There has not been an overall acceptance of the mandate’s removal, as most students and faculty continue to wear masks on campus. Although numbers have plummeted from the recent Omicron surge, the decision seems to be placed on student weariness to the pandemic rather than personal health and safety.

Currently, Lowell’s vaccination rate is 70 percent, and 60 percent of the world is vaccinated; there are possible risks for mutations, and some areas, such as Hong Kong, are experiencing another surge of Omicron. In addition, lab experiments in Japan have found that the new sub-variant called BA.2 can spread as quickly as Omicron and cause severe illness, similarly to Delta.

Although college-aged students are at a lower risk for severe disease, faculty, older students, those with underlying health conditions and/or those with children under five years old at home are now unable to mitigate the risks associated with a global pandemic.
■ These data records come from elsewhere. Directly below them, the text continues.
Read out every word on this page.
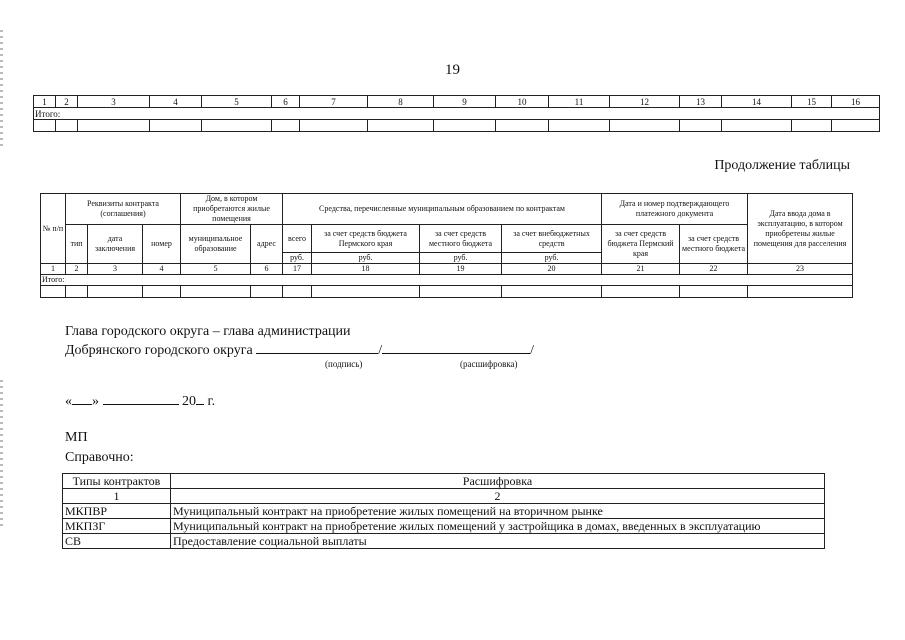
19
1	2	3	4	5	6	7	8	9	10	11	12	13	14	15	16
Итого:															

Продолжение таблицы
№ п/п	Реквизиты контракта (соглашения)			Дом, в котором приобретаются жилые помещения		Средства, перечисленные муниципальным образованием по контрактам				Дата и номер подтверждающего платежного документа		Дата ввода дома в эксплуатацию, в котором приобретены жилые помещения для расселения
	тип	дата заключения	номер	муниципальное образование	адрес	всего	за счет средств бюджета Пермского края	за счет средств местного бюджета	за счет внебюджетных средств	за счет средств бюджета Пермский края	за счет средств местного бюджета	
						руб.	руб.	руб.	руб.			
1	2	3	4	5	6	17	18	19	20	21	22	23
Итого:												

Глава городского округа – глава администрации
Добрянского городского округа	/	/
(подпись)	(расшифровка)
« »	20 г.
МП
Справочно:
Типы контрактов	Расшифровка
1	2
МКПВР	Муниципальный контракт на приобретение жилых помещений на вторичном рынке
МКПЗГ	Муниципальный контракт на приобретение жилых помещений у застройщика в домах, введенных в эксплуатацию
СВ	Предоставление социальной выплаты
Scientists still have little understanding of long-term COVID-19 effects. “This is a condition that we don’t even have an agreed-upon name for yet, and we don’t have any understanding really of what’s going on down at a chemical level,” said Greg Vanichkachorn, medical director of Mayo Clinic’s COVID-19 Activity Rehabilitation Program.
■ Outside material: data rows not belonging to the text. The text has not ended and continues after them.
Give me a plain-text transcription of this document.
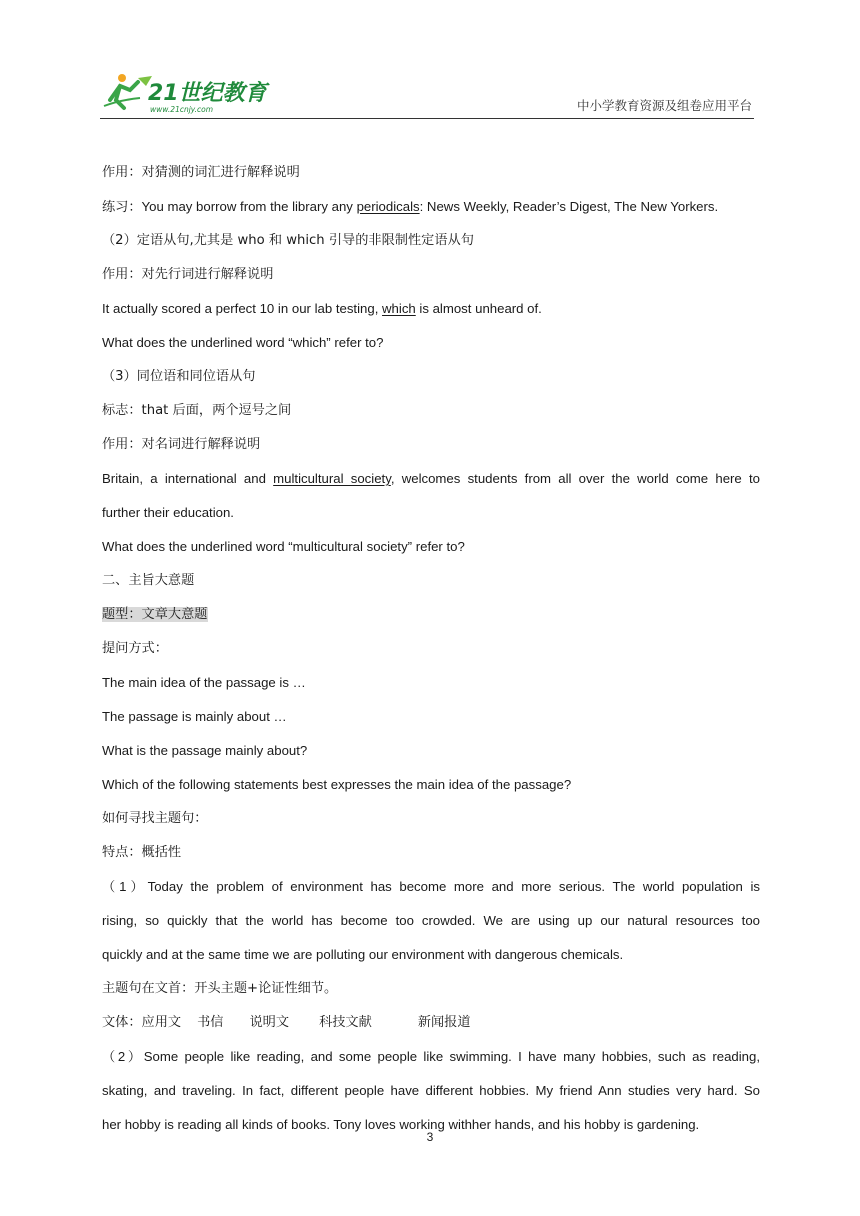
21世纪教育
www.21cnjy.com	中小学教育资源及组卷应用平台
作用：对猜测的词汇进行解释说明
练习：You may borrow from the library any periodicals: News Weekly, Reader’s Digest, The New Yorkers.
（2）定语从句,尤其是 who 和 which 引导的非限制性定语从句
作用：对先行词进行解释说明
It actually scored a perfect 10 in our lab testing, which is almost unheard of.
What does the underlined word “which” refer to?
（3）同位语和同位语从句
标志：that 后面，两个逗号之间
作用：对名词进行解释说明
Britain, a international and multicultural society, welcomes students from all over the world come here to
further their education.
What does the underlined word “multicultural society” refer to?
二、主旨大意题
题型：文章大意题
提问方式：
The main idea of the passage is …
The passage is mainly about …
What is the passage mainly about?
Which of the following statements best expresses the main idea of the passage?
如何寻找主题句：
特点：概括性
（1）Today the problem of environment has become more and more serious. The world population is
rising, so quickly that the world has become too crowded. We are using up our natural resources too
quickly and at the same time we are polluting our environment with dangerous chemicals.
主题句在文首：开头主题+论证性细节。
文体：应用文 书信 说明文 科技文献	新闻报道
（2）Some people like reading, and some people like swimming. I have many hobbies, such as reading,
skating, and traveling. In fact, different people have different hobbies. My friend Ann studies very hard. So
her hobby is reading all kinds of books. Tony loves working withher hands, and his hobby is gardening.
3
Over 100 students and faculty have signed a petition to protest the lifted mandate. The petition says, “This decision puts our community members at risk and we urge you to reconsider. The well-being of disabled, chronically ill, or otherwise at-risk people, especially with the long-term effects of COVID infection not yet fully understood, is never an acceptable sacrifice for getting back to normal.”

In a university-wide email, Chancellor Jacqueline Moloney said, “In addition to public health guidance, this decision has been informed by discussions within the campus community as well as the mitigation steps we have taken during the pandemic.” Yet, this decision seems to have surprised the whole campus community, suggesting the university didn’t discuss the decision with students and university staff beforehand.
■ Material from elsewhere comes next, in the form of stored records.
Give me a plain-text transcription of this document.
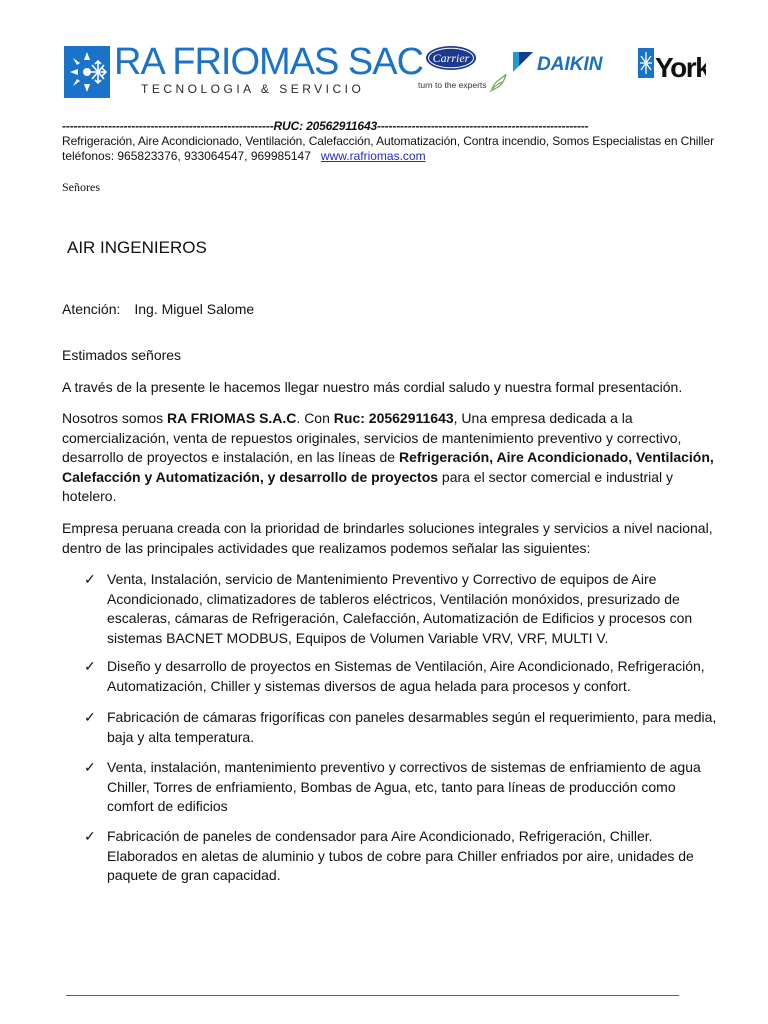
RA FRIOMAS SAC
TECNOLOGIA & SERVICIO
Carrier
turn to the experts
DAIKIN York
-------------------------------------------------------RUC: 20562911643-------------------------------------------------------
Refrigeración, Aire Acondicionado, Ventilación, Calefacción, Automatización, Contra incendio, Somos Especialistas en Chiller
teléfonos: 965823376, 933064547, 969985147 www.rafriomas.com
Señores
AIR INGENIEROS
Atención: Ing. Miguel Salome
Estimados señores
A través de la presente le hacemos llegar nuestro más cordial saludo y nuestra formal presentación.
Nosotros somos RA FRIOMAS S.A.C. Con Ruc: 20562911643, Una empresa dedicada a la comercialización, venta de repuestos originales, servicios de mantenimiento preventivo y correctivo, desarrollo de proyectos e instalación, en las líneas de Refrigeración, Aire Acondicionado, Ventilación, Calefacción y Automatización, y desarrollo de proyectos para el sector comercial e industrial y hotelero.
Empresa peruana creada con la prioridad de brindarles soluciones integrales y servicios a nivel nacional, dentro de las principales actividades que realizamos podemos señalar las siguientes:
✓ Venta, Instalación, servicio de Mantenimiento Preventivo y Correctivo de equipos de Aire Acondicionado, climatizadores de tableros eléctricos, Ventilación monóxidos, presurizado de escaleras, cámaras de Refrigeración, Calefacción, Automatización de Edificios y procesos con sistemas BACNET MODBUS, Equipos de Volumen Variable VRV, VRF, MULTI V.
✓ Diseño y desarrollo de proyectos en Sistemas de Ventilación, Aire Acondicionado, Refrigeración, Automatización, Chiller y sistemas diversos de agua helada para procesos y confort.
✓ Fabricación de cámaras frigoríficas con paneles desarmables según el requerimiento, para media, baja y alta temperatura.
✓ Venta, instalación, mantenimiento preventivo y correctivos de sistemas de enfriamiento de agua Chiller, Torres de enfriamiento, Bombas de Agua, etc, tanto para líneas de producción como comfort de edificios
✓ Fabricación de paneles de condensador para Aire Acondicionado, Refrigeración, Chiller. Elaborados en aletas de aluminio y tubos de cobre para Chiller enfriados por aire, unidades de paquete de gran capacidad.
A recent op-ed in the Boston Globe co-authored by two associate professors at UMass Lowell may have helped spur the university’s choice. The piece says, “We are dismayed that much-needed normalcy is not on the horizon for our students. Early in the pandemic, we made tradeoffs that sacrificed the mental well-being of young people; now is the time to bring those tradeoffs back into balance.”

Wearing a mask is not the most significant inconvenience; arguably, lowering tuition rates, removing student debt and reducing the price of textbooks and housing would do far more for students’ mental health than dropping the mandate.

Currently, students or staff can opt out of on-campus classes by special permission deeming them vulnerable. Therefore, if a student or faculty member has family or children at risk, they may be unable to gain approval.

During the pandemic, discussion included ventilation in old buildings, begging the question of how this has been addressed at the older buildings on campus. The EPA says, “Particles from an infected person can move throughout an entire room or indoor space. The particles can also linger in the air after a person has left the room–they can remain airborne for hours in some cases.”

Students and faculty are exposed to the exhalation of previous classes that have met in the classroom. Since most classes last over an hour, surgical masks are ineffective, with the CDC saying they offer only 30 minutes of protection in an infected room. Students and faculty uncomfortable with the decision will need to use N95s—which offer two and a half hours of protection but can be difficult and expensive to obtain.

The email went on to say, “While face coverings are no longer required, the obligation to treat with respect and kindness those whose choices may differ from ours is unwavering.” The problem does not lie in respecting others’ choice to continue wearing masks, but rather after two years of adjustments to protect each other, what message removing mask mandates sends to those who are immunocompromised, disabled or otherwise vulnerable.